McClatchy’s Joseph Galloway is a journalist who writes books with generals, and features this compliment from Norman Schwarzkopf in his bio: “The finest combat correspondent of our generation — a soldier’s reporter and a soldier’s friend.”
So it’s always interesting to see how far left many of his opinions are. For example, he’s underwhelmed by the Senate’s health-care bill.
Absent from the legislation now is anything that even remotely threatens the profits and the big bonuses and the private jets and the gold-and-marble office towers of the health care and insurance and pharmaceutical corporations.[…]
The pirates of Wall Street and the political charlatans have won.
The American people, especially those who are sick and poor or sick and middle class or just poor and middle class and afraid that one day they will get sick, have just lost.
What we needed was principled and determined leadership in the White House and on Capitol Hill. What we got from the people whom we elected and sent to Washington to clean house and shape up a corrupt system was much ado, and then nothing.
Well, I wouldn't mind a non rough riding Teddy Roosevelt trust buster from the Republicans if the bill is so bad, but I don't think we're going to get anything like that from the Republicans for a long time coming. Maybe it's time to turn them all out and start fresh but the people won't do that yet.
Unfortunately, Naomi Klein seems to have been right and we're in for a rough time of it for quite a while. We're just in for a dose of what we've been giving the world for a long time and I think we probably deserve it the way we've been voting, "we" meaning the other guy of course, although I don't know if that's the way to look at it. None of us did enough, me especially.

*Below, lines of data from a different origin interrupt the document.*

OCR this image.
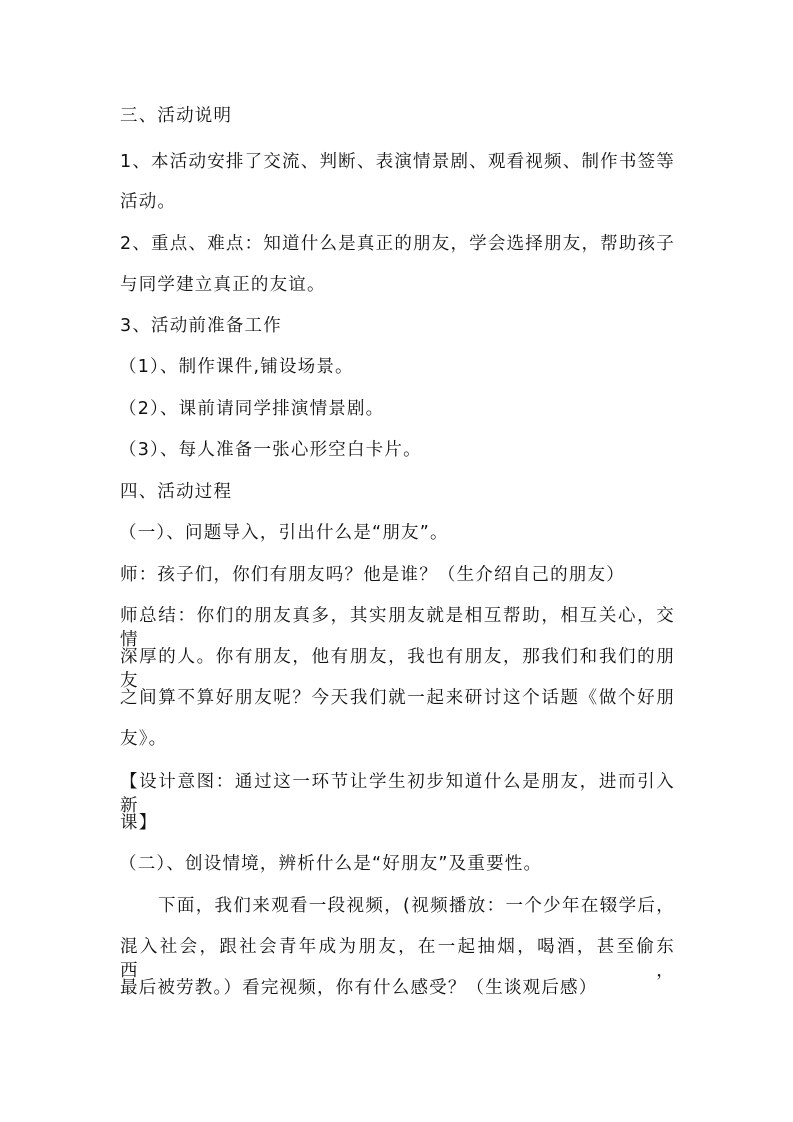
三、活动说明
1、本活动安排了交流、判断、表演情景剧、观看视频、制作书签等
活动。
2、重点、难点：知道什么是真正的朋友，学会选择朋友，帮助孩子
与同学建立真正的友谊。
3、活动前准备工作
（1）、制作课件,铺设场景。
（2）、课前请同学排演情景剧。
（3）、每人准备一张心形空白卡片。
四、活动过程
（一）、问题导入，引出什么是“朋友”。
师：孩子们，你们有朋友吗？他是谁？（生介绍自己的朋友）
师总结：你们的朋友真多，其实朋友就是相互帮助，相互关心，交情
深厚的人。你有朋友，他有朋友，我也有朋友，那我们和我们的朋友
之间算不算好朋友呢？今天我们就一起来研讨这个话题《做个好朋
友》。
【设计意图：通过这一环节让学生初步知道什么是朋友，进而引入新
课】
（二）、创设情境，辨析什么是“好朋友”及重要性。
下面，我们来观看一段视频，(视频播放：一个少年在辍学后，
混入社会，跟社会青年成为朋友，在一起抽烟，喝酒，甚至偷东西，
最后被劳教。）看完视频，你有什么感受？（生谈观后感）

The Real News Network is running a series right now asking if a permanent war industry is necessary for economic growth (worth watching) and of course, as we've known here at Bad Attitudes for a while, it's not done what it was supposed to do - ever. Much more change is on the way and a lot of it is probably going to be painful to many people.
Sorry I didn't speak to the issue at hand, Krugman thinks he's wrong but the people will surely know where to protest if the thing is overly costly. But we'll just have to see, won't we.
Posted by: Buck on December 27, 2009 9:00 AMYes Buck, it is time to turn them all out. And a mild form of that is just what voters thought they were doing when they elected Obama. His campaign of "change" resonated with citizens who didn't want to destroy the underpinnings of our Constitutional system but knew America's "public servants" are now only serving the plutocrats. And his sell-out to the plutocrats and war machine betrayed their trust. Most of them won't vote Democrat again and they already know the Republicans are nuts, so they are ripe for a third party.
Over the next few years, the cost of forced insurance purchase will destroy many a family's budget. Those who are already financially sinking will drown and those who are barely keeping their heads above water will sink. As most anyone who has really had to ask for government help can tell you, the reassurances that there will be gov't help paying for insurance cost will turn-out to be an off-putting maze of bullshit that will amount to near zero help. In the end, millions of Americans will have to choose between buying insurance to avoid fines or paying for their rent, groceries, and utilities. And all the while America's "leaders" will continue to pour unimaginable money down the rat-hole of endless wars and more tax breaks for the ultra-rich.
I believe there is a very good chance this healthcare "reform" (which isn't) may become the issue that will finally ignite a citizens rebellion.